Carefully aspirate the supernatant medium and place the tube on ice. Use a one milliliter pipette tip to resuspend the cells in 350 microliters of EpH4 growth medium supplemented with 20%matrix while keeping the tubes on ice making sure to avoid bubbles. Once the bottom layer has solidified, add the 350 microliters of cell suspension to each coated well and place it in a carbon dioxide incubator at 37 degrees Celsius for one hour to allow the 20%matrix layer to solidify.
Observe the cells with phase contrast microscopy to make sure single cells are visible. Then add 200 microliters of EpH4 medium with 10%matrix on top and incubate the plate at 37 degrees Celsius. Begin differentiation induction one day after plating the cells in the matrix.
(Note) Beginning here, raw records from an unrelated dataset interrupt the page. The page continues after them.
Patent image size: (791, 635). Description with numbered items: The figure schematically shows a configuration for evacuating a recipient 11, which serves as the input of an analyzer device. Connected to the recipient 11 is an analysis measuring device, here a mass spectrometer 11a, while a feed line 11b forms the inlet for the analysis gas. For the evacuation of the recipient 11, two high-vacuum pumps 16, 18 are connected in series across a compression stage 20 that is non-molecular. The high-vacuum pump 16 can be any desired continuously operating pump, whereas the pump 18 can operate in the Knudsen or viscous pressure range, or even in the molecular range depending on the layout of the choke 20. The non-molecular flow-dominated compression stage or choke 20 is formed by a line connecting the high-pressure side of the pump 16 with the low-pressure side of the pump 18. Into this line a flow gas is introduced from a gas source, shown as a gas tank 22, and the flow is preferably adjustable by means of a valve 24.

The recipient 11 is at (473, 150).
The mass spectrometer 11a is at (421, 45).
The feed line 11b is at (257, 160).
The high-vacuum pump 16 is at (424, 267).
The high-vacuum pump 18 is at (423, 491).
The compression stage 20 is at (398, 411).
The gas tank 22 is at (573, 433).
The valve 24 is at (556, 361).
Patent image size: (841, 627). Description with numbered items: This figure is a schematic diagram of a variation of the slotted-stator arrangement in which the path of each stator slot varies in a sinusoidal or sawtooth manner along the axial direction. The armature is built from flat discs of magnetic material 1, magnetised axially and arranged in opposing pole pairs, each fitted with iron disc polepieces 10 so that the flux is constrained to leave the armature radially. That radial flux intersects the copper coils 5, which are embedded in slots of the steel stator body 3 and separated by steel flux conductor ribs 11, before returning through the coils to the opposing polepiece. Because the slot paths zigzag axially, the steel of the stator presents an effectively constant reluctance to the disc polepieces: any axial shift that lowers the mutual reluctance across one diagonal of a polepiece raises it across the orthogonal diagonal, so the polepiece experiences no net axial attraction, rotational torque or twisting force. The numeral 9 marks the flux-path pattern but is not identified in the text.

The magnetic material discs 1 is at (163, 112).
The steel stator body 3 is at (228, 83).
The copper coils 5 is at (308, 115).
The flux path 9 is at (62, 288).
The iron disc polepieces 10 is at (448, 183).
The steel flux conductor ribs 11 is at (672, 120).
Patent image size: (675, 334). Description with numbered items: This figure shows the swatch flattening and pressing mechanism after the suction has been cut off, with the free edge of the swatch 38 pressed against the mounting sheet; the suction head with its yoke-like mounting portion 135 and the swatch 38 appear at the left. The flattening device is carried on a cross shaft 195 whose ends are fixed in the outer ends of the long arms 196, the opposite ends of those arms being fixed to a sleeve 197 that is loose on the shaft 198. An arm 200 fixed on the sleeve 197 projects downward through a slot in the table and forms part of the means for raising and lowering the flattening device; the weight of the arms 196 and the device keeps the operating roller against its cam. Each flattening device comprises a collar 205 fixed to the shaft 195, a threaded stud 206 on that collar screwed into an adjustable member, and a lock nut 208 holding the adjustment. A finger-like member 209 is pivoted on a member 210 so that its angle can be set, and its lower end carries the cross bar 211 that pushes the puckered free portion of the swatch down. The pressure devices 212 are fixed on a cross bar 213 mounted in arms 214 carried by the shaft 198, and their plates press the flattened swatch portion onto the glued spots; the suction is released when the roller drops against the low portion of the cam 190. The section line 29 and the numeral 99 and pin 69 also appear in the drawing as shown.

Carefully remove 150 microliters of top 10%matrix medium and add 200 microliters of EpH4 medium containing HIP and 10%matrix and for controls add a 10%matrix medium without HIP. Replace the medium every two days for up to 10 days monitoring mammosphere formation with phase contrast microscopy. To quantify the differentiation, carefully pipette off the 10%matrix HIP medium from the wells and rinse the 20%matrix layer with 350 microliters of ice cold PBS.
Then add 70 to 100 microliters of ice cold PBS with one millimolar EDTA directly into the wells and gently detach the bottom layer of 100%matrix with a pipette tip. Shake the plate gently at four degrees Celsius for 30 minutes. Carefully transfer the spheroid suspension to a conical tube and rinse the wells with 500 microliters of PBS EDTA to recover any remaining spheroids.
Rock the tube on ice for an additional 30 minutes making sure that the matrix fully dissolves. If visible matrix clumps are seen, add more PBS EDTA or shake longer. Centrifuge the solution at 350 times g to pellet the spheroids.
Then aspirate the supernatant, lyse the spheroids, and probe the cells for beta-casein, cyclin D1, and p120RasGAP by Western blotting. There is a striking dependence of differentiation upon the strength of the Rac signal in HC11 cells. While endogenous CRAC1 is required for differentiation and low levels of mutationally activated RacV12 cause an increase in differentiation capacity, high RacV12 levels trigger a block of differentiation and induce neoplasia.
When the differentiation properties of EpH4 cells were explored in a 3D matrix culture, it was found that beta-casein production peaked at eight to 10 days and cyclin D1 expression was maximal at four to six days after HIP stimulation. To determine the positioning of individual cells, they were stained with DAPI and imaged with confocal microscopy. Inner cell death and formation of hollow lumens was observed in the mammospheres while addition of HGF resulted in the formation of tubular structures.
Someone performing this technique for the first time should keep in mind that the plating of the HC11 cells is important. Also proper extraction of the EpH4 cells from the matrix is critical for protein quantitation because any residues will affect protein determination. This technique can be used to investigate other signal transducers that may behave in a similar manner.
If there are driver mutations in a cancer, then their complete inhibition will not be necessary since low levels remaining would actually induce differentiation.